O relatório explicita que a presidenta da República Dilma Rousseff continua tendo a pior média de homologações de terras indígenas desde o fim da ditadura militar, com 3,6 homologações por ano. Em todo o ano de 2013, apenas uma terra foi homologada, a Terra Indígena Kayabi, no Pará. Mas nem mesmo esta terra pôde ter seu registro efetivado, visto que o ministro do Supremo Tribunal Federal (STF), Luiz Fux, concedeu liminar contra o seu registro em cartório. Portanto, nenhum procedimento demarcatório foi concluído em 2013.
Em relação à saúde indígena, a situação é de total omissão. “A constatação de que a cada 100 indígenas que morrem no Brasil 40 são crianças torna inegável o fato de que está em curso uma política indigenista genocida”, afirma Dom Erwin Kräutler, bispo da Prelazia do Xingu e presidente do Cimi.
Sobre a ocorrência de suicídios, dados oficiais da Secretaria Especial de Saúde Indígena (Sesai), divulgados em maio deste ano pelo Cimi, mostram uma realidade bastante devastadora no estado do Mato Grosso do Sul: 73 casos em 2013, uma média de um suicídio a cada cinco dias.
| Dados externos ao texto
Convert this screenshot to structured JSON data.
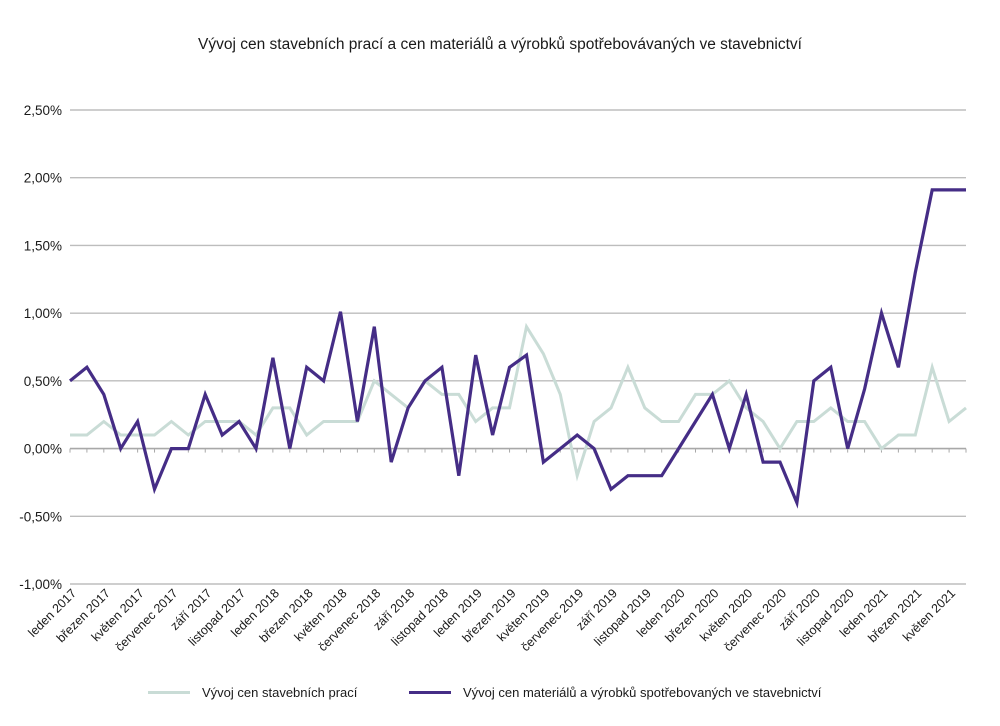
{
  "chart_data": {
    "type": "line",
    "title": "Vývoj cen stavebních prací a cen materiálů a výrobků spotřebovávaných ve stavebnictví",
    "xlabel": "",
    "ylabel": "",
    "ylim": [
      -1.0,
      2.5
    ],
    "yticks": [
      "2,50%",
      "2,00%",
      "1,50%",
      "1,00%",
      "0,50%",
      "0,00%",
      "-0,50%",
      "-1,00%"
    ],
    "ytick_values": [
      2.5,
      2.0,
      1.5,
      1.0,
      0.5,
      0.0,
      -0.5,
      -1.0
    ],
    "grid": true,
    "legend_position": "bottom",
    "x_tick_labels": [
      "leden 2017",
      "březen 2017",
      "květen 2017",
      "červenec 2017",
      "září 2017",
      "listopad 2017",
      "leden 2018",
      "březen 2018",
      "květen 2018",
      "červenec 2018",
      "září 2018",
      "listopad 2018",
      "leden 2019",
      "březen 2019",
      "květen 2019",
      "červenec 2019",
      "září 2019",
      "listopad 2019",
      "leden 2020",
      "březen 2020",
      "květen 2020",
      "červenec 2020",
      "září 2020",
      "listopad 2020",
      "leden 2021",
      "březen 2021",
      "květen 2021"
    ],
    "categories": [
      "leden 2017",
      "únor 2017",
      "březen 2017",
      "duben 2017",
      "květen 2017",
      "červen 2017",
      "červenec 2017",
      "srpen 2017",
      "září 2017",
      "říjen 2017",
      "listopad 2017",
      "prosinec 2017",
      "leden 2018",
      "únor 2018",
      "březen 2018",
      "duben 2018",
      "květen 2018",
      "červen 2018",
      "červenec 2018",
      "srpen 2018",
      "září 2018",
      "říjen 2018",
      "listopad 2018",
      "prosinec 2018",
      "leden 2019",
      "únor 2019",
      "březen 2019",
      "duben 2019",
      "květen 2019",
      "červen 2019",
      "červenec 2019",
      "srpen 2019",
      "září 2019",
      "říjen 2019",
      "listopad 2019",
      "prosinec 2019",
      "leden 2020",
      "únor 2020",
      "březen 2020",
      "duben 2020",
      "květen 2020",
      "červen 2020",
      "červenec 2020",
      "srpen 2020",
      "září 2020",
      "říjen 2020",
      "listopad 2020",
      "prosinec 2020",
      "leden 2021",
      "únor 2021",
      "březen 2021",
      "duben 2021",
      "květen 2021",
      "červen 2021"
    ],
    "series": [
      {
        "name": "Vývoj cen stavebních prací",
        "color": "#c9dcd6",
        "values": [
          0.1,
          0.1,
          0.2,
          0.1,
          0.1,
          0.1,
          0.2,
          0.1,
          0.2,
          0.2,
          0.2,
          0.1,
          0.3,
          0.3,
          0.1,
          0.2,
          0.2,
          0.2,
          0.5,
          0.4,
          0.3,
          0.5,
          0.4,
          0.4,
          0.2,
          0.3,
          0.3,
          0.9,
          0.7,
          0.4,
          -0.2,
          0.2,
          0.3,
          0.6,
          0.3,
          0.2,
          0.2,
          0.4,
          0.4,
          0.5,
          0.3,
          0.2,
          0.0,
          0.2,
          0.2,
          0.3,
          0.2,
          0.2,
          0.0,
          0.1,
          0.1,
          0.6,
          0.2,
          0.3
        ]
      },
      {
        "name": "Vývoj cen materiálů a výrobků spotřebovaných ve stavebnictví",
        "color": "#452d86",
        "values": [
          0.5,
          0.6,
          0.4,
          0.0,
          0.2,
          -0.3,
          0.0,
          0.0,
          0.4,
          0.1,
          0.2,
          0.0,
          0.67,
          0.0,
          0.6,
          0.5,
          1.01,
          0.2,
          0.9,
          -0.1,
          0.3,
          0.5,
          0.6,
          -0.2,
          0.69,
          0.1,
          0.6,
          0.69,
          -0.1,
          0.0,
          0.1,
          0.0,
          -0.3,
          -0.2,
          -0.2,
          -0.2,
          0.0,
          0.2,
          0.4,
          0.0,
          0.4,
          -0.1,
          -0.1,
          -0.4,
          0.5,
          0.6,
          0.0,
          0.44,
          1.0,
          0.6,
          1.3,
          1.91,
          1.91,
          1.91
        ]
      }
    ]
  }
}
Este índice configura-se como o maior em 28 anos, de acordo com os registros do Cimi. Dos 73 indígenas mortos, 72 eram do povo Guarani-Kaiowá, a maioria com idade entre 15 e 30 anos. No período de 1986 a 1997, foram registradas 244 mortes por suicídio entre os Guarani-Kaiowá do estado, número que praticamente triplicou na última década. De 2000 a 2013 foram 684 casos.
Além da presença de Dom Erwin e da coordenadora do relatório, a antropóloga Lúcia Helena Rangel, uma liderança indígena do povo Tenharim também estará presente no lançamento do relatório. Quase exterminados pela construção da rodovia Transamazônica na década de 1970, dos cerca de 10 mil Tenharim sobreviveram pouco mais de 100 pessoas naquela ocasião. Em dezembro de 2013, eles foram envolvidos no que consideram ser “o segundo massacre do povo”, quando foram responsabilizados pelo desaparecimento de três não indígenas na Transamazônica. Incitada por madeireiros, a população de Humaitá se revoltou contra os Tenharim, queimando um barco, vários veículos e os prédios da Fundação Nacional do Índio (Funai) e da Sesai, além de terem ameaçado e discriminado radicalmente os indígenas, que ainda foram violados em seus direitos pelas próprias forças policiais em suas aldeias. Em um dos casos mais emblemáticos de violência, ocorrido no ano passado, os Tenharim foram condenados pela mídia sem que tivessem sequer sido ouvidos. E, apesar da falta de provas, cinco indígenas estão presos em Porto Velho.
“Existem muitos madeireiros que têm raiva da gente porque eles não podem invadir a reserva para tirar madeira. Tempos atrás, com as operações da Funai e de outros órgãos, eles tiveram carros e tratores apreendidos e ficaram com mais raiva. O que eles fizeram foi aproveitar o momento para se unirem contra nós, se articulando com a população. Foram eles que bancaram o protesto, quando invadiram nossas aldeias”, afirmou a liderança Ivanildo Tenharim, na época da violenta manifestação contra o seu povo.